That, of course, isn’t what happened.
In the decades that followed, as ATMs were rolled out, teller employment actually grew faster than the broader labor force. While the machines automated one part of their job (cash handling), they lowered the cost of running bank branches, leading to more locations and more tellers.
Even more importantly, the job itself changed. Tellers focused less on transactions and more on service, problem-solving and sales. They became more important to the bank’s revenue engine and more connected to its success.
This pattern of automation removing friction rather than eliminating roles has repeated itself across industries. With less focus on repeatable, low-impact tasks, workers develop new and often technology-adjacent skills that make their roles more engaging and more valuable. We’ve seen it in accounting, engineering, publishing and, yes, even in legal. The rise of eDiscovery did not eliminate paralegals; it expanded their numbers and elevated their responsibilities.
This pattern of automation removing friction rather than eliminating roles has repeated itself across industries.
Today, law firms have a similar opportunity with the support function.
Many firms are struggling to backfill senior staff, particularly experienced legal secretaries who spent decades providing deeply embedded, partner-aligned support. BigHand’s 2025 Legal Workflow Leadership Report found that 41% of firms expect 21-40% of their support staff to retire in the next five years.
These professionals anticipate needs, handle client interactions and serve as operational anchors. As they retire or leave the workforce, replacing them ‘like for like’ is extraordinarily difficult.
At the same time, firms face mounting pressure to engage the next generation of support professionals. The newer cohort is less interested in purely administrative roles defined by printing, filing and inbox monitoring. They want growth, specialization and a clearer connection between their work and the firm’s success.

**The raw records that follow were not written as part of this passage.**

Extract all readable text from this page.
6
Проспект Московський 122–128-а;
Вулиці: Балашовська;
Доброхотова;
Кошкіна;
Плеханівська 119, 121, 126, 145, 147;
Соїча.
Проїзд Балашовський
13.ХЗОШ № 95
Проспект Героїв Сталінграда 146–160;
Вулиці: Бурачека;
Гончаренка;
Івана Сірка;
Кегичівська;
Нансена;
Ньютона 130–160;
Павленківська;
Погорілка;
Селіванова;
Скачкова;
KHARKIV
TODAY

AI, deployed thoughtfully, can relieve much of that pressure. It can free them from low-value friction so they can do higher-value, firm-specific work. The technology that ensures requests are captured, prioritized and assigned efficiently is the foundation. Layering AI on top can accelerate routine tasks, draft first passes, extract key information and reduce time spent on mechanical work that does not require human judgment.